Now, features of the above-described embodiments of the coaxial connector according to the present invention are briefly summarized and listed in the following [1] to [3]:
[1] A coaxial connector (100, 200, 100B, 200B) includes: an inner conductor terminal (130, 230) connected to a core wire (Wa) of a coaxial cable (W); a dielectric body (120, 220) that surrounds an outer periphery of the inner conductor terminal (130, 230); and an outer conductor terminal (110, 210, 110B, 210B) connected to a shield conductor (Wc) of the coaxial cable (W) and having a tubular portion (111, 211) surrounding the inner conductor terminal (130, 230) through the dielectric body (120, 220), and wherein a protruding portion (112, 212, 112B, 212B) protruding toward an inside of the tubular portion (111, 211) and engaged with the dielectric body (120, 220) to thereby restrict a position of the dielectric body (120, 220) is provided integrally with the tubular portion (111, 211) of the outer conductor terminal (110, 210, 110B, 210B); and
wherein the outer conductor terminal (110, 210, 110B, 210B) is formed by a stereoscopic shaping method to thereby provide the protruding portion (112, 212, 112B, 212B) in a protruding condition integrally with an inner peripheral wall of the tubular portion (111, 211).
[2] The coaxial connector (100B, 200B) according to the above [1],wherein the protruding portion (112B, 212B) is formed in a circumferential direction so as to surround more than half of an entire perimeter of the dielectric body (120, 220).
[3] The coaxial connector (100, 200, 100B, 200B) according to the above [1] or [2], wherein the dielectric body (120, 220) is formed by the stereoscopic shaping method.
Although the invention has been illustrated and described for the particular preferred embodiments, it is apparent to a person skilled in the art that various changes and modifications can be made on the basis of the teachings of the invention.
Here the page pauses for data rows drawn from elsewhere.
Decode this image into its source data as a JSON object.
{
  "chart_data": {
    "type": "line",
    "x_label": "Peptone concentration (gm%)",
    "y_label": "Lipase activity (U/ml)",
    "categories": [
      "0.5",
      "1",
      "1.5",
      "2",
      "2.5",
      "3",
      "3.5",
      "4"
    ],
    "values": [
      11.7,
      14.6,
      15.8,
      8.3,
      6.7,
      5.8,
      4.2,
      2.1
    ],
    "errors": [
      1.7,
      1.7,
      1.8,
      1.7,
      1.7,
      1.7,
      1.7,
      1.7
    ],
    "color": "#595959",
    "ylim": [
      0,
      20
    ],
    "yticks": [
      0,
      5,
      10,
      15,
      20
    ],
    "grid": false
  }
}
It is apparent that such changes and modifications are within the spirit, scope, and intention of the invention as defined by the appended claims.
The present application is based on Japanese Patent Application No. 2014-037148 filed on Feb. 27, 2014, the contents of which are incorporated herein by reference.

Claims

What is claimed is:

1. A coaxial connector comprising:

an inner conductor terminal connected to a core wire of a coaxial cable;

a dielectric body that surrounds an outer periphery of the inner conductor terminal; and

an outer conductor terminal connected to a shield conductor of the coaxial cable and having a tubular portion surrounding the inner conductor terminal through the dielectric body,

wherein a protruding portion protruding toward an inside of the tubular portion and engaged with the dielectric body to thereby restrict a position of the dielectric body is provided integrally with the tubular portion of the outer conductor terminal; and

wherein the outer conductor terminal is formed by a stereoscopic shaping method to thereby provide the protruding portion in a protruding condition integrally with an inner peripheral wall of the tubular portion.

2. The coaxial connector according to claim 1, wherein the protruding portion is formed in a circumferential direction so as to surround more than half of an entire perimeter of the dielectric body.

3. The coaxial connector according to claim 1, wherein the dielectric body is formed by the stereoscopic shaping method.